In Australia the authorities said lockdowns would only last a few weeks to “flatten the curve.” In the event they were imposed for over a year and there never was a “curve.” According to the Australian Bureau of Statistics 2020 and 2021 had the lowest levels of deaths from respiratory illness since records have been kept.
Governments will not apply the same standards to themselves, though, because governments always intend well (that comment may or may not be intended to be ironic; I leave it up to the reader to decide).
There is reason to think these laws will fail to achieve the desired result. The censorship regimes have a quantitative bias.
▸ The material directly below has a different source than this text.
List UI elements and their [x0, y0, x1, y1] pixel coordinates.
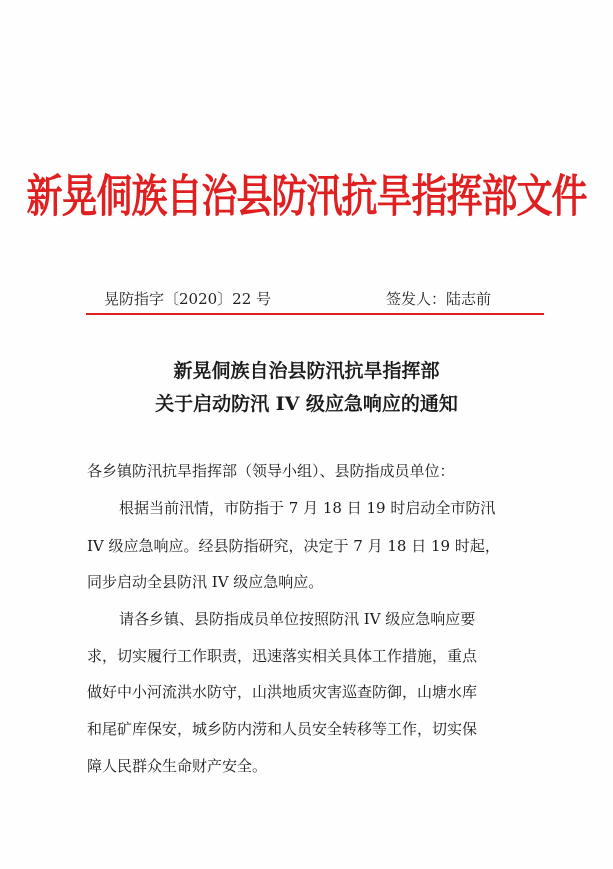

They operate on the assumption that if a sufficient proportion of social media and other types of “information” is skewed towards pushing state propaganda, then the audience will inevitably be persuaded to believe the authorities.
But what is at issue is meaning, not the amount of messaging. Repetitious expressions of the government’s preferred narrative, especially ad hominem attacks like accusing anyone asking questions of being a conspiracy theorist, eventually become meaningless.
By contrast just one well-researched and well-argued post or article can permanently persuade readers to an anti-government view because it is more meaningful. I can recall reading pieces about Covid, including on Brownstone, that led inexorably to the conclusion that the authorities were lying and that something was very wrong. As a consequence the voluminous, mass media coverage supporting the government line just appeared to be meaningless noise. It was only of interest in exposing how the authorities were trying to manipulate the “narrative” – a debased word was once mainly used in a literary context – to cover their malfeasance.
In their push to cancel unapproved content, out-of-control governments are seeking to penalise what George Orwell called “thought crimes.” But they will never be able to truly stop people thinking for themselves, nor will they ever definitively know either the writer’s intent or what meaning people will ultimately derive. It is bad law, and it will eventually fail because it is, in itself, predicated on disinformation.